Ressources naturelles

C’est pourtant les grands projets d’exploitation des ressources naturelles qui sont souvent présentés comme la planche de salut des régions. Les projets miniers, hydroélectriques et éoliens sont-ils réellement structurants pour les régions? «Il suffisait qu’une compagnie dise “Je vais vous donner tant d’argent pour implanter mon éolienne sur votre terre”, et le cultivateur prenait le morceau, pensant que c’était bien bien payé pour utiliser un fond de terrain dont il ne se servait pas», s’indigne l’ancien maire pour illustrer le laisser-faire qui a caractérisé les appels d’offres en éolien. À cette approche, il oppose celle de la coopération.

Coopération

«Les régions qui se servent d’un des outils les plus traditionnels du Québec, c’est-à-dire les coopératives, défendent mieux leurs intérêts et partagent le bénéfice. Ça a toujours été pour le Québec une stratégie gagnante», rappelle-t-il en ajoutant que si on n’avait pas eu la coopération, le Québec ne serait pas devenu ce qu’il est. «La coopérative, c’est la mise en commun de ressources modestes qui, elles, constituent alors un important bassin de ressources. C’est tout le principe de la solidarité. C’est ça qu’il faut développer en région. Une des forces potentielles des régions, c’est qu’il est plus facile d’y développer des solidarités autour de projets gagnants que ça peut l’être dans le quartier Saint-Michel à Montréal, par exemple.»

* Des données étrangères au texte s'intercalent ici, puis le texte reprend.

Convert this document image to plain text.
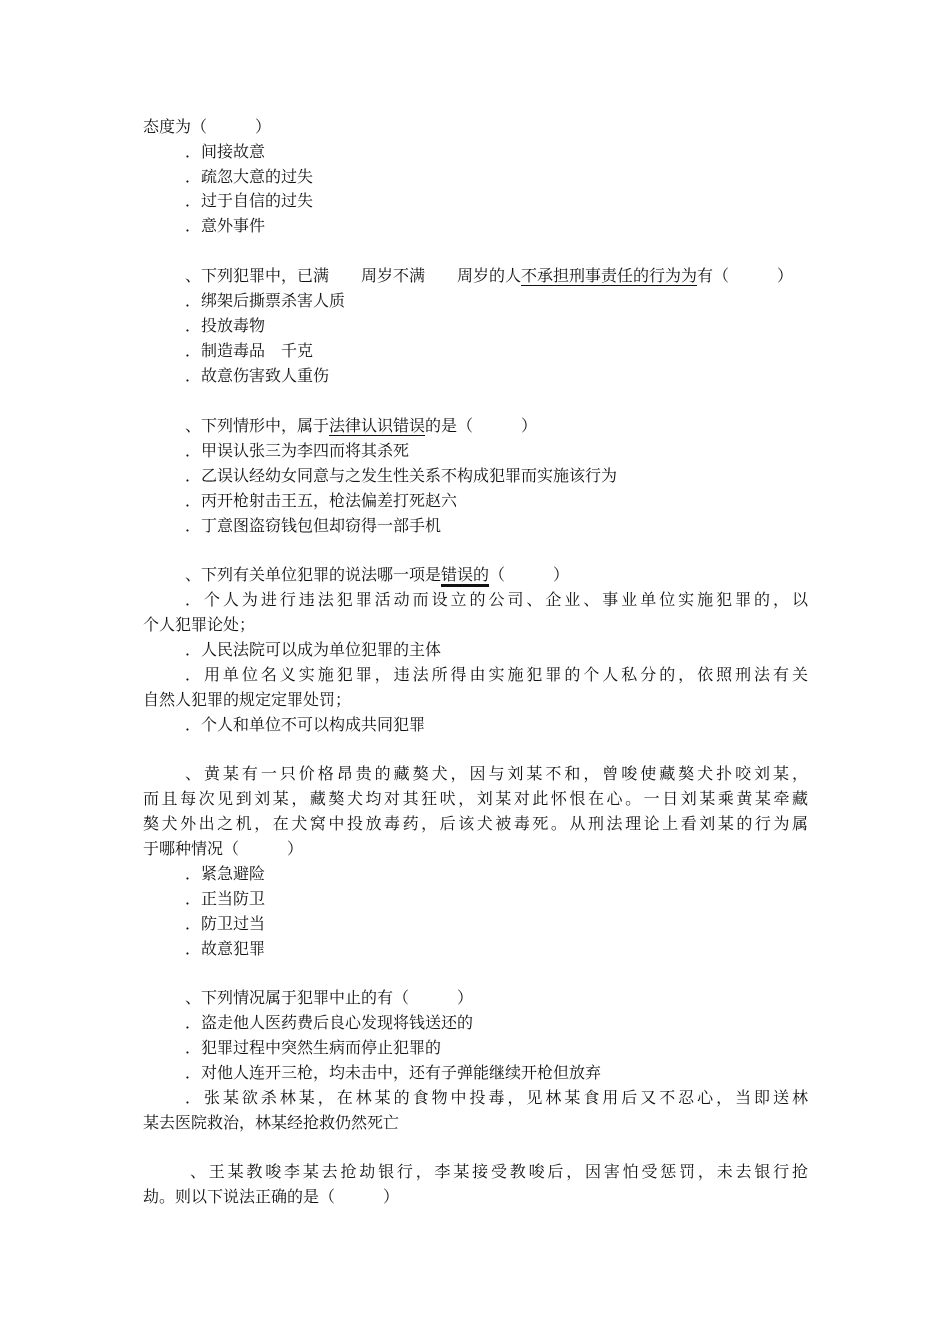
态度为（　　　）
．间接故意
．疏忽大意的过失
．过于自信的过失
．意外事件
、下列犯罪中，已满　　周岁不满　　周岁的人不承担刑事责任的行为为有（　　　）
．绑架后撕票杀害人质
．投放毒物
．制造毒品　千克
．故意伤害致人重伤
、下列情形中，属于法律认识错误的是（　　　）
．甲误认张三为李四而将其杀死
．乙误认经幼女同意与之发生性关系不构成犯罪而实施该行为
．丙开枪射击王五，枪法偏差打死赵六
．丁意图盗窃钱包但却窃得一部手机
、下列有关单位犯罪的说法哪一项是错误的（　　　）
．个人为进行违法犯罪活动而设立的公司、企业、事业单位实施犯罪的，以
个人犯罪论处；
．人民法院可以成为单位犯罪的主体
．用单位名义实施犯罪，违法所得由实施犯罪的个人私分的，依照刑法有关
自然人犯罪的规定定罪处罚；
．个人和单位不可以构成共同犯罪
、黄某有一只价格昂贵的藏獒犬，因与刘某不和，曾唆使藏獒犬扑咬刘某，
而且每次见到刘某，藏獒犬均对其狂吠，刘某对此怀恨在心。一日刘某乘黄某牵藏
獒犬外出之机，在犬窝中投放毒药，后该犬被毒死。从刑法理论上看刘某的行为属
于哪种情况（　　　）
．紧急避险
．正当防卫
．防卫过当
．故意犯罪
、下列情况属于犯罪中止的有（　　　）
．盗走他人医药费后良心发现将钱送还的
．犯罪过程中突然生病而停止犯罪的
．对他人连开三枪，均未击中，还有子弹能继续开枪但放弃
．张某欲杀林某，在林某的食物中投毒，见林某食用后又不忍心，当即送林
某去医院救治，林某经抢救仍然死亡
、王某教唆李某去抢劫银行，李某接受教唆后，因害怕受惩罚，未去银行抢
劫。则以下说法正确的是（　　　）
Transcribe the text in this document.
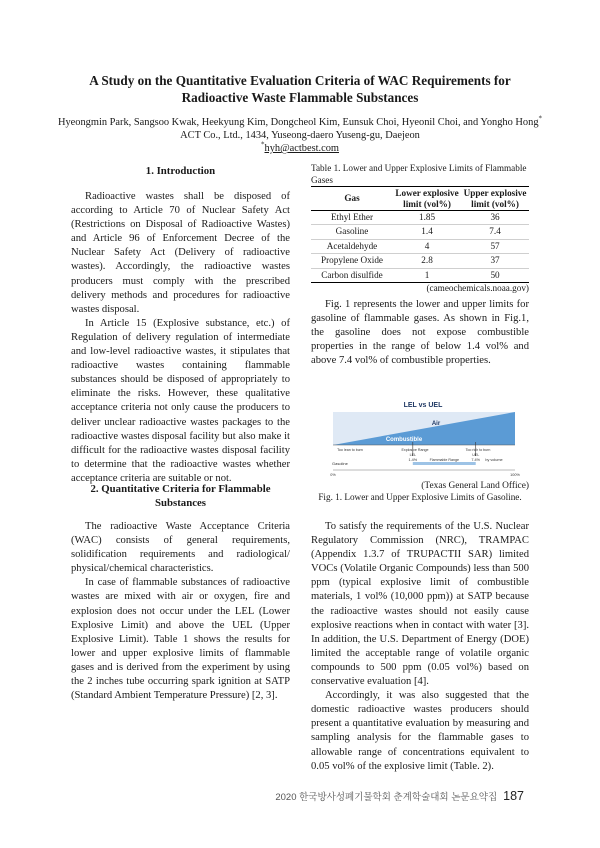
A Study on the Quantitative Evaluation Criteria of WAC Requirements for
Radioactive Waste Flammable Substances
Hyeongmin Park, Sangsoo Kwak, Heekyung Kim, Dongcheol Kim, Eunsuk Choi, Hyeonil Choi, and Yongho Hong*
ACT Co., Ltd., 1434, Yuseong-daero Yuseng-gu, Daejeon
*hyh@actbest.com
1. Introduction

Radioactive wastes shall be disposed of according to Article 70 of Nuclear Safety Act (Restrictions on Disposal of Radioactive Wastes) and Article 96 of Enforcement Decree of the Nuclear Safety Act (Delivery of radioactive wastes). Accordingly, the radioactive wastes producers must comply with the prescribed delivery methods and procedures for radioactive wastes disposal.

In Article 15 (Explosive substance, etc.) of Regulation of delivery regulation of intermediate and low-level radioactive wastes, it stipulates that radioactive wastes containing flammable substances should be disposed of appropriately to eliminate the risks. However, these qualitative acceptance criteria not only cause the producers to deliver unclear radioactive wastes packages to the radioactive wastes disposal facility but also make it difficult for the radioactive wastes disposal facility to determine that the radioactive wastes whether acceptance criteria are suitable or not.

2. Quantitative Criteria for Flammable
Substances

The radioactive Waste Acceptance Criteria (WAC) consists of general requirements, solidification requirements and radiological/ physical/chemical characteristics.

In case of flammable substances of radioactive wastes are mixed with air or oxygen, fire and explosion does not occur under the LEL (Lower Explosive Limit) and above the UEL (Upper Explosive Limit). Table 1 shows the results for lower and upper explosive limits of flammable gases and is derived from the experiment by using the 2 inches tube occurring spark ignition at SATP (Standard Ambient Temperature Pressure) [2, 3].

Table 1. Lower and Upper Explosive Limits of Flammable Gases
Gas	Lower explosive limit (vol%)	Upper explosive limit (vol%)
Ethyl Ether	1.85	36
Gasoline	1.4	7.4
Acetaldehyde	4	57
Propylene Oxide	2.8	37
Carbon disulfide	1	50
(cameochemicals.noaa.gov)

Fig. 1 represents the lower and upper limits for gasoline of flammable gases. As shown in Fig.1, the gasoline does not expose combustible properties in the range of below 1.4 vol% and above 7.4 vol% of combustible properties.

LEL vs UEL
Air
Combustible
Too lean to burn	Explosive Range	Too rich to burn
LEL	UEL
Gasoline
1.4%	Flammable Range	7.4% by volume
0%	100%
(Texas General Land Office)
Fig. 1. Lower and Upper Explosive Limits of Gasoline.

To satisfy the requirements of the U.S. Nuclear Regulatory Commission (NRC), TRAMPAC (Appendix 1.3.7 of TRUPACTII SAR) limited VOCs (Volatile Organic Compounds) less than 500 ppm (typical explosive limit of combustible materials, 1 vol% (10,000 ppm)) at SATP because the radioactive wastes should not easily cause explosive reactions when in contact with water [3]. In addition, the U.S. Department of Energy (DOE) limited the acceptable range of volatile organic compounds to 500 ppm (0.05 vol%) based on conservative evaluation [4].

Accordingly, it was also suggested that the domestic radioactive wastes producers should present a quantitative evaluation by measuring and sampling analysis for the flammable gases to allowable range of concentrations equivalent to 0.05 vol% of the explosive limit (Table. 2).

2020 한국방사성폐기물학회 춘계학술대회 논문요약집 187
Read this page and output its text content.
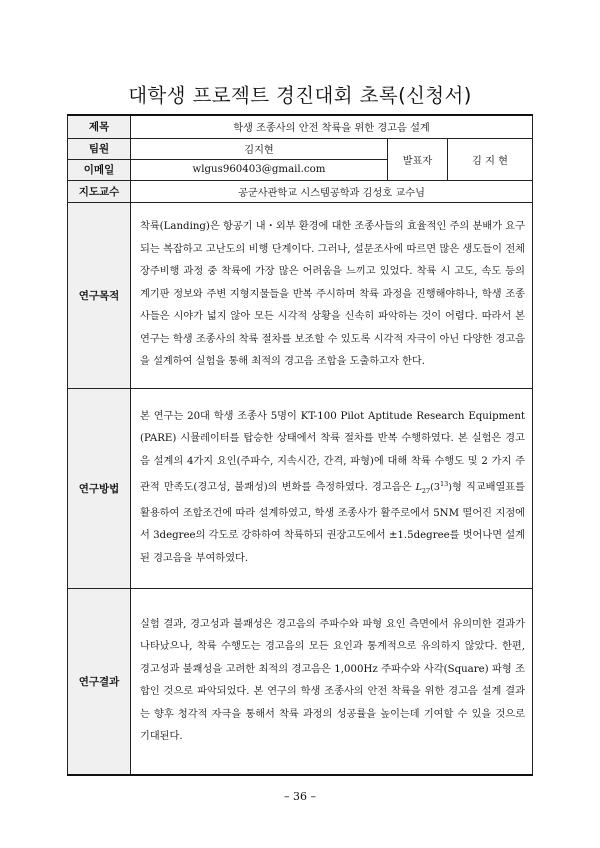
대학생 프로젝트 경진대회 초록(신청서)
제목	학생 조종사의 안전 착륙을 위한 경고음 설계		
팀원	김지현	발표자	김 지 현
이메일	wlgus960403@gmail.com		
지도교수	공군사관학교 시스템공학과 김성호 교수님		
연구목적	착륙(Landing)은 항공기 내・외부 환경에 대한 조종사들의 효율적인 주의 분배가 요구되는 복잡하고 고난도의 비행 단계이다. 그러나, 설문조사에 따르면 많은 생도들이 전체 장주비행 과정 중 착륙에 가장 많은 어려움을 느끼고 있었다. 착륙 시 고도, 속도 등의 계기판 정보와 주변 지형지물들을 반복 주시하며 착륙 과정을 진행해야하나, 학생 조종사들은 시야가 넓지 않아 모든 시각적 상황을 신속히 파악하는 것이 어렵다. 따라서 본 연구는 학생 조종사의 착륙 절차를 보조할 수 있도록 시각적 자극이 아닌 다양한 경고음을 설계하여 실험을 통해 최적의 경고음 조합을 도출하고자 한다.		

연구방법	본 연구는 20대 학생 조종사 5명이 KT-100 Pilot Aptitude Research Equipment (PARE) 시뮬레이터를 탑승한 상태에서 착륙 절차를 반복 수행하였다. 본 실험은 경고음 설계의 4가지 요인(주파수, 지속시간, 간격, 파형)에 대해 착륙 수행도 및 2 가지 주관적 만족도(경고성, 불쾌성)의 변화를 측정하였다. 경고음은 $L_{27}(3^{13})$형 직교배열표를 활용하여 조합조건에 따라 설계하였고, 학생 조종사가 활주로에서 5NM 떨어진 지점에서 3degree의 각도로 강하하여 착륙하되 권장고도에서 ±1.5degree를 벗어나면 설계된 경고음을 부여하였다.		

연구결과	실험 결과, 경고성과 불쾌성은 경고음의 주파수와 파형 요인 측면에서 유의미한 결과가 나타났으나, 착륙 수행도는 경고음의 모든 요인과 통계적으로 유의하지 않았다. 한편, 경고성과 불쾌성을 고려한 최적의 경고음은 1,000Hz 주파수와 사각(Square) 파형 조합인 것으로 파악되었다. 본 연구의 학생 조종사의 안전 착륙을 위한 경고음 설계 결과는 향후 청각적 자극을 통해서 착륙 과정의 성공률을 높이는데 기여할 수 있을 것으로 기대된다.		

– 36 –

Paul-Albert Brousseau, garagiste et maire de Saint-Ailleurs-de-l'Avenir, a présenté L'Écho de L'Avenir à la presse. Photo: N. Falcimaigne

Paul-Albert Brousseau, garagiste et maire de Saint-Ailleurs-de-l’Avenir, a présenté L’Écho de L’Avenir à la presse.
Photo: N. Falcimaigne

Cet article fait partie du journal spécial L’Écho de L’Avenir, réalisé dans le cadre de l’événement Ruralia et publié dans Le Devoir du samedi 14 mai 2011, organisé par Solidarité rurale du Québec (SRQ). Si le journal est un hebdo fictif inventé pour le village fictif de Saint-Ailleurs, qui était le salon de la ruralité, les articles qu’il contient sont tous de bien réels articles de journalisme indépendant portant sur des nouvelles réelles et répondant aux standards élevés de la Coopérative de journalisme indépendant. Sauf cet article qui en faisait la Une et qui est une fiction.